Shell still expects mid-year launch for LNG Canada

LNG giant Shell still expects to launch its LNG Canada export terminal in Kitimat in the middle of this year, according to Shell's executives.

Shell’s finance chief, Sinead Gorman, told analysts during Shell’s fourth-quarter earnings call on Thursday that LNG Canada is making “great progress and hoping to move forward towards the first cargo, of course, in the middle of the year, same as we’ve talked about before.”

One of the largest private investments in Canadian history, LNG Canada will initially produce 14 million tonnes per annum (mtpa) LNG for export with plans to double its capacity to 28 mtpa with a proposed Phase 2 expansion.

Besides operator Shell, other partners in the project include Malaysia’s Petronas, PetroChina, Japan’s Mitsubishi Corporation, and South Korea’s Kogas.

In August 2024, LNG Canada introduced natural gas to the facility for the first time, from the new Coastal GasLink pipeline.

In October 2024, LNG Canada started cooldown activities at its liquefaction and export terminal in Kitimat, as part of the project’s commissioning and start-up phase.

Contractor JGC Fluor is constructing the first phase of the project that includes two liquefaction trains.

Expansion

Answering a question later during the earnings call about capital deployment, Shell CEO Wael Sawan said that one of the projects where Shell could deploy its capital is the second phase of LNG Canada.

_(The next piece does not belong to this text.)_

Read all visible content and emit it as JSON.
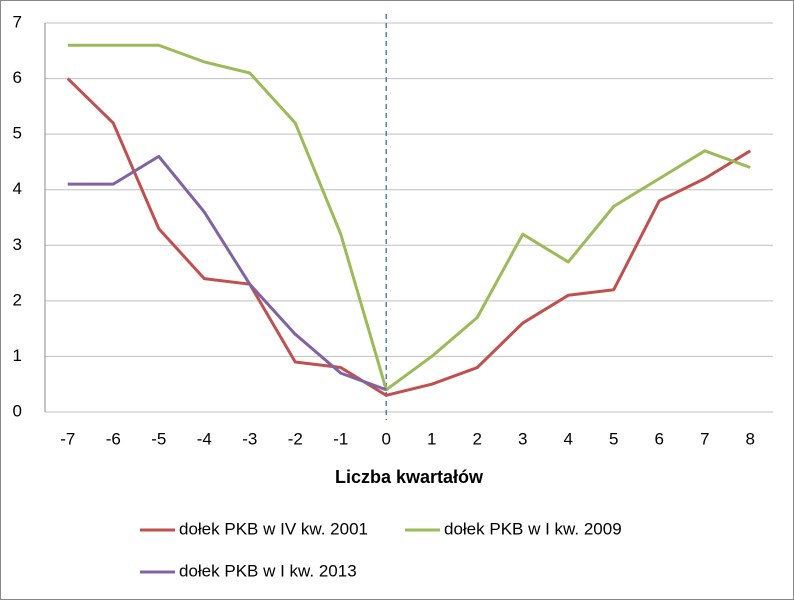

“LNG Canada will be one that when the venture is ready to put a proposal in front of us, we will scrutinize it and we will look at it in the context of does it give us the appropriate return for the risk that we would be taking,” he said.

Sawan said that Shell appreciates the support it has been getting from the provincial government, the federal government, the indigenous people, as well as from “many of our neighbors in Canada” regarding the second phase.

“If there was one thing that we will need to keep an eye on uh it is going to be what is the capital that is going to be required to invest,” he said.

He said LNG Canada is “one of the cleanest plants in the world in terms of an emissions perspective.. and of course, you have the proximity to the Asian market being on the west coast of Canada.”

“So there are so many attractive things, but it needs to make commercial sense and we’ll need to see whether the price of the EPC bid is one that we can essentially bank on to be able to pass our expectations of returns against the risk profile we take,” Sawan said.